6) On p.46 the Pearls say that if a child does obey before being whipped, whip them anyway. And "if you have to sit on him to spank him, then do not hesitate. And hold him there until he is surrendered. Prove that you are bigger, tougher." "Defeat him totally." On p.80 they recommend giving a child having a tantrum "a swift *forceful* spanking." On the same page they say to whip small children on their bare skin until they stop screaming. "Don't be bullied. Give him more of the same." They say to continue whipping until their crying turns into a "wounded, submissive whimper."

7) On p.47 they recommend their various whips, including "a belt or larger tree branch" to hit children.

8) The Pearls recommend pulling a nursing infant's hair (p.7), and describe tripping their non-swimming toddler so she falls into deep water (p.67). They recommend ignoring an infant's bumped head when he falls to the floor, and ignoring skinned knees (p.86). They also say "if your child is roughed-up by peers, rejoice." (p.81) And on p.103 the Pearls say if children lose their shoes, "let them go without until they (the children) can make the money to buy more."

9) The Pearls claim their "training" methods are Godly, yet they have *no religious training or credentials* They never mention Jesus' injunctions to forgive "seventy times seven" and be merciful, and they decry the "extraordinary ignorance of modern psychology."

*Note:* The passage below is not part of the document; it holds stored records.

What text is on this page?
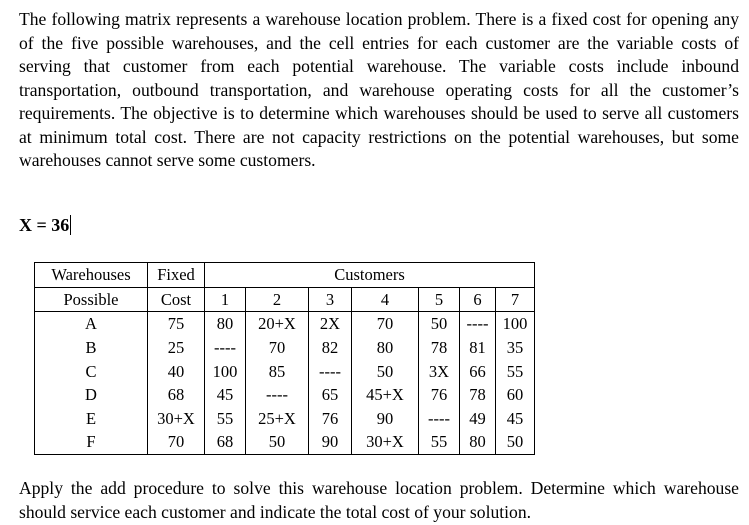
The following matrix represents a warehouse location problem. There is a fixed cost for opening any of the five possible warehouses, and the cell entries for each customer are the variable costs of serving that customer from each potential warehouse. The variable costs include inbound transportation, outbound transportation, and warehouse operating costs for all the customer’s requirements. The objective is to determine which warehouses should be used to serve all customers at minimum total cost. There are not capacity restrictions on the potential warehouses, but some warehouses cannot serve some customers.

X = 36
Warehouses	Fixed	Customers						
Possible	Cost	1	2	3	4	5	6	7
A	75	80	20+X	2X	70	50	----	100
B	25	----	70	82	80	78	81	35
C	40	100	85	----	50	3X	66	55
D	68	45	----	65	45+X	76	78	60
E	30+X	55	25+X	76	90	----	49	45
F	70	68	50	90	30+X	55	80	50

Apply the add procedure to solve this warehouse location problem. Determine which warehouse should service each customer and indicate the total cost of your solution.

I'll also add that the Pearls have ZERO formal education in child psychology, discipline, breastfeeding, nutrition, etc. They are just two people who decided to start a 'ministry' (yikes!).
So yeah, please don't buy that book!!!

Let's love our children the way God loves us and let our discipline be an extension of our love. God doesn't attempt to break our will. He loves us and gets at our heart. It's always about our heart isn't it? Our loving Father has given us the best example of a parent and I'm sure He planned that :)

1 comment:

  1. I could not finish reading your comments on the pears. I am sick to my stomach! Spankings are used in our home, but not all the time or as a "go to" method. Used only for open defiance, lying, and it is a known consiquence. I think you are doing a great job of meeting the needs of your children (yes, discipline is a need). I have read a lot of methods, and I also agree that you need to filter what you read. Take what works for your child, not just parent a method. And always act prayerfully!